Roman Gaul aristocrat

Papianilla (floruit 455 CE) was an aristocrat of Roman Gaul. She was the daughter of future Western Roman Emperor Eparchius Avitus, and wife of bishop, author, and letter-writer Sidonius Apollinaris.

Her father, Eparchius Avitus, rose from the Gallo-Roman senatorial aristocracy to become Western Roman Emperor from 455 CE to 456 CE. Papianilla had two brothers, Agricola and Ecdicius, and possibly some sisters; she was related to another Papianilla (wife of the prefect Tonantius Ferreolus). The family lived in the Auvergne region.

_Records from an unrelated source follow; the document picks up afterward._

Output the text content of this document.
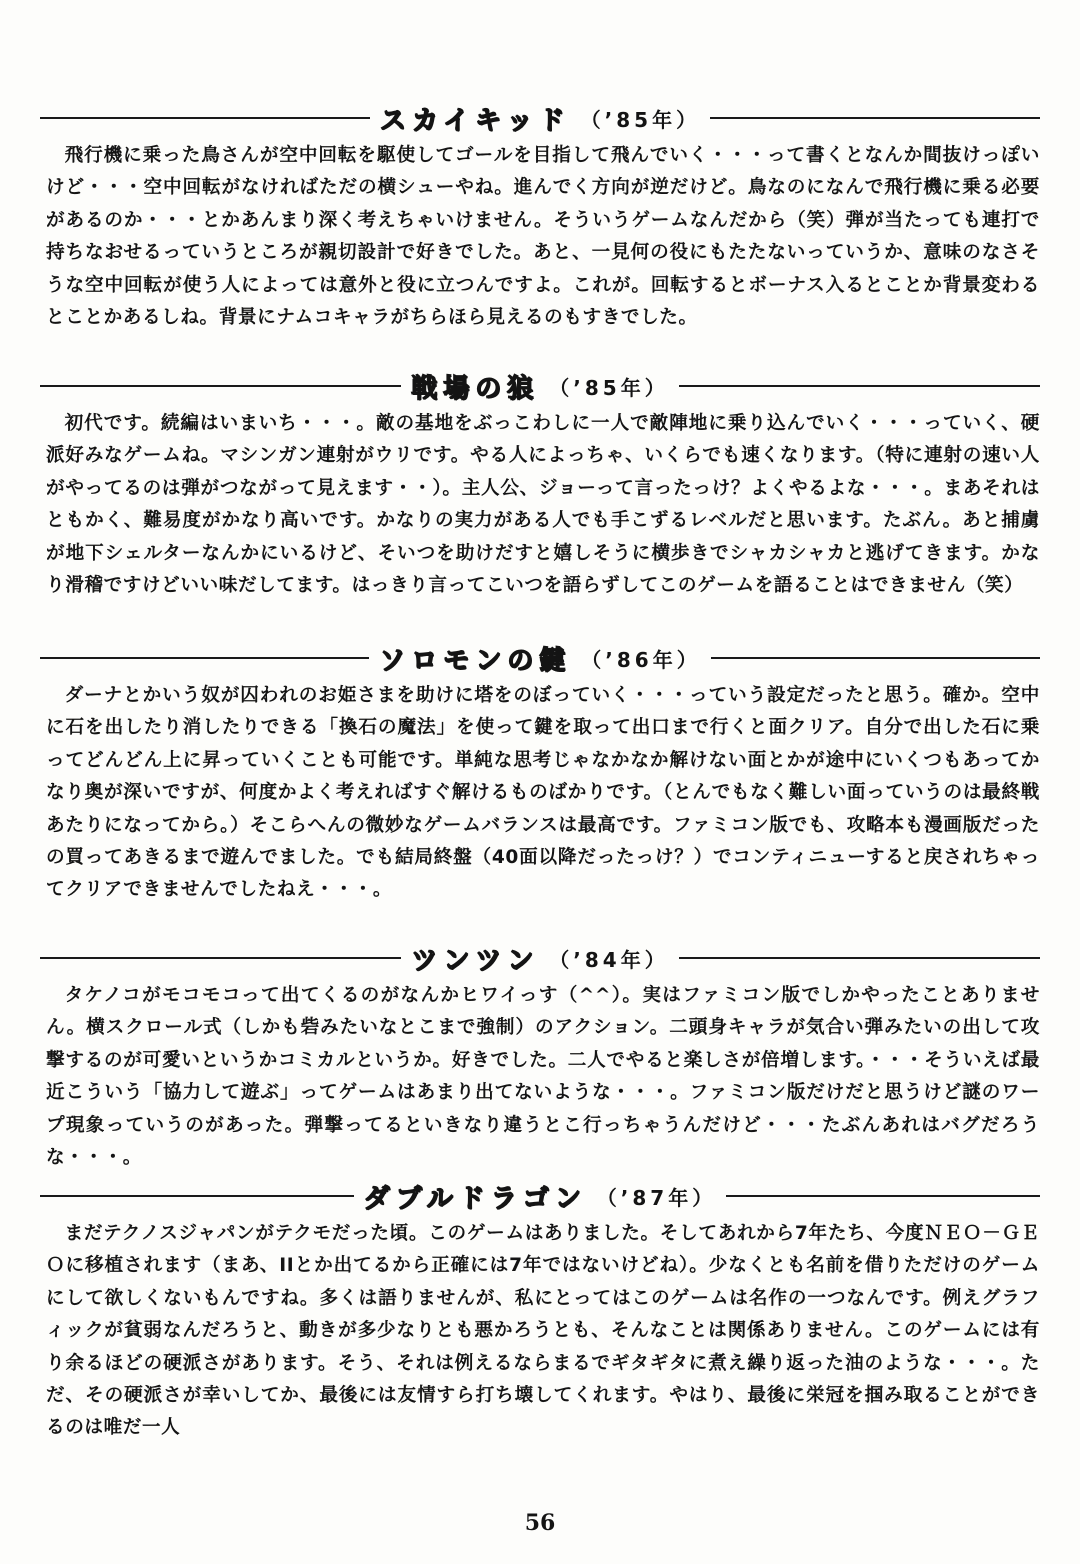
スカイキッド （’85年）

飛行機に乗った鳥さんが空中回転を駆使してゴールを目指して飛んでいく・・・って書くとなんか間抜けっぽいけど・・・空中回転がなければただの横シューやね。進んでく方向が逆だけど。鳥なのになんで飛行機に乗る必要があるのか・・・とかあんまり深く考えちゃいけません。そういうゲームなんだから（笑）弾が当たっても連打で持ちなおせるっていうところが親切設計で好きでした。あと、一見何の役にもたたないっていうか、意味のなさそうな空中回転が使う人によっては意外と役に立つんですよ。これが。回転するとボーナス入るとことか背景変わるとことかあるしね。背景にナムコキャラがちらほら見えるのもすきでした。

戦場の狼 （’85年）

初代です。続編はいまいち・・・。敵の基地をぶっこわしに一人で敵陣地に乗り込んでいく・・・っていく、硬派好みなゲームね。マシンガン連射がウリです。やる人によっちゃ、いくらでも速くなります。（特に連射の速い人がやってるのは弾がつながって見えます・・）。主人公、ジョーって言ったっけ？よくやるよな・・・。まあそれはともかく、難易度がかなり高いです。かなりの実力がある人でも手こずるレベルだと思います。たぶん。あと捕虜が地下シェルターなんかにいるけど、そいつを助けだすと嬉しそうに横歩きでシャカシャカと逃げてきます。かなり滑稽ですけどいい味だしてます。はっきり言ってこいつを語らずしてこのゲームを語ることはできません（笑）

ソロモンの鍵 （’86年）

ダーナとかいう奴が囚われのお姫さまを助けに塔をのぼっていく・・・っていう設定だったと思う。確か。空中に石を出したり消したりできる「換石の魔法」を使って鍵を取って出口まで行くと面クリア。自分で出した石に乗ってどんどん上に昇っていくことも可能です。単純な思考じゃなかなか解けない面とかが途中にいくつもあってかなり奥が深いですが、何度かよく考えればすぐ解けるものばかりです。（とんでもなく難しい面っていうのは最終戦あたりになってから。）そこらへんの微妙なゲームバランスは最高です。ファミコン版でも、攻略本も漫画版だったの買ってあきるまで遊んでました。でも結局終盤（40面以降だったっけ？）でコンティニューすると戻されちゃってクリアできませんでしたねえ・・・。

ツンツン （’84年）

タケノコがモコモコって出てくるのがなんかヒワイっす（^^）。実はファミコン版でしかやったことありません。横スクロール式（しかも砦みたいなとこまで強制）のアクション。二頭身キャラが気合い弾みたいの出して攻撃するのが可愛いというかコミカルというか。好きでした。二人でやると楽しさが倍増します。・・・そういえば最近こういう「協力して遊ぶ」ってゲームはあまり出てないような・・・。ファミコン版だけだと思うけど謎のワープ現象っていうのがあった。弾撃ってるといきなり違うとこ行っちゃうんだけど・・・たぶんあれはバグだろうな・・・。

ダブルドラゴン （’87年）

まだテクノスジャパンがテクモだった頃。このゲームはありました。そしてあれから7年たち、今度ＮＥＯ－ＧＥＯに移植されます（まあ、IIとか出てるから正確には7年ではないけどね）。少なくとも名前を借りただけのゲームにして欲しくないもんですね。多くは語りませんが、私にとってはこのゲームは名作の一つなんです。例えグラフィックが貧弱なんだろうと、動きが多少なりとも悪かろうとも、そんなことは関係ありません。このゲームには有り余るほどの硬派さがあります。そう、それは例えるならまるでギタギタに煮え繰り返った油のような・・・。ただ、その硬派さが幸いしてか、最後には友情すら打ち壊してくれます。やはり、最後に栄冠を掴み取ることができるのは唯だ一人

56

Before her father's rise to the throne (455), she married Sidonius Apollinaris, another aristocrat, who may have been a distant maternal relative. The marriage was highly advantageous for Sidonius, making him part of the most powerful family in the region. They had three or four children: Apollinaris, Severiana, Roscia and Alcima (the latter, mentioned only in Gregory of Tours and not in Sidonius' letters, being possibly another name for Severiana or Roscia). A number of Sidonius' letters were addressed to her.

Papianilla brought her husband the estate called Avitacum in Auvergne. Her husband gave away silver vessels from their home to the poor, but she criticised him so he bought them back.

== Sources ==
- "Papianilla 2", Prosopography of the Later Roman Empire, Volume 2, p. 830.